I sell almost nothing by HSAs and let the client know that they can fund the plan if they wish. I refer them to a couple of banks with no fees and let them do it.

I have no idea how many clients fund the plan and I really don't care. I sell HSA plans simply because they are comprehensive, have few limitations, and they are priced right.

Rick
 
I have a very simple approach to selling the HSA and other non-copay plans.

A) Price the plan they want. If they want a copay & $500 deductible I give it to them.

B) Ask when they last hit their $500 deductible. Ask if they are aware their liability after the deductible is another $2000. (Of course they don't know this because they never went thru the $500 and never read their policy).

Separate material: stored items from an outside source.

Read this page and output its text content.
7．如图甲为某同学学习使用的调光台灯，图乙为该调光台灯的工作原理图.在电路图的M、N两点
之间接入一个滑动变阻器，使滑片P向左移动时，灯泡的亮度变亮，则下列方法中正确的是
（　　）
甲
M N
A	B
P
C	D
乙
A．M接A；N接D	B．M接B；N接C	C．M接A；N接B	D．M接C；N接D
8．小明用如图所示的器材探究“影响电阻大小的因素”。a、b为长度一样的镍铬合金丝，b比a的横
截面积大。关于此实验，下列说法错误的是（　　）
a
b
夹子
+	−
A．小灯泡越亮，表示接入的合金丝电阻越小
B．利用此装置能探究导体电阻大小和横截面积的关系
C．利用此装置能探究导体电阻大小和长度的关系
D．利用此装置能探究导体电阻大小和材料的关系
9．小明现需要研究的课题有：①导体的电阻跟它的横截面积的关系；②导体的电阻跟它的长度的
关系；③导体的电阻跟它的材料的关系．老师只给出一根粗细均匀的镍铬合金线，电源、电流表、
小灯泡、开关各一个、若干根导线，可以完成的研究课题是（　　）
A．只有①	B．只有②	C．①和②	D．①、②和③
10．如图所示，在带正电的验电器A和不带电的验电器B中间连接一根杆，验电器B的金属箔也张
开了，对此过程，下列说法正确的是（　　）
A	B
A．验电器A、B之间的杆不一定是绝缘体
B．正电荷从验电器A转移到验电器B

C) Price a $2500 plan. Tell them the $2500 plan is just like the $500 plan but with $2000 more risk if they have a bad claim year. Point out they are saving (in many cases) about $3000 a year for taking on $2000 more risk. Ask if that makes sense to them.

D) Ask how often they go to the doc. Women go 1 to 2x per year. Kids maybe a couple of times (except those under age 2) and men go only if they are unconscious. Quote them a $2500 deductible with no copays. Ask how they feel about saving another $100 per month. Tell them if they buy the copay plan and someone goes to the doc every month they are paying $130 ($100 in premium + $30 copay) to see the doc. Even if they don't go to the doc that month they are still paying $100 just for the privilege of seeing the doc for $30.

E) Tell them money they pay to the carrier belongs to the carrier. At the end of the year the carrier does not send a rebate check or even a thank you note. They KEEP your money and give you a rate increase.

F) Ask if they would rather send the money to the carrier and only get it back if they get seriously ill or are run over by a truck. Or would they rather send less money to the carrier and keep the balance in their bank.

Most people go for option 2.

By following these simple steps you have taken them from a $500 - $1000 deductible plan with copays and a $900 family premium to a $2500 deductible plan with no copays for $300 per month. That $600 savings makes you look like a genius.

Now you are ready to talk about the HSA which is nothing more than the plan you just sold them plus a bank account.

Option 1, the carrier keeps all your money.

Option 2, the carrier keeps some and you keep some.

Which do you like better?

Probably 95% of my sales do not involve a copay.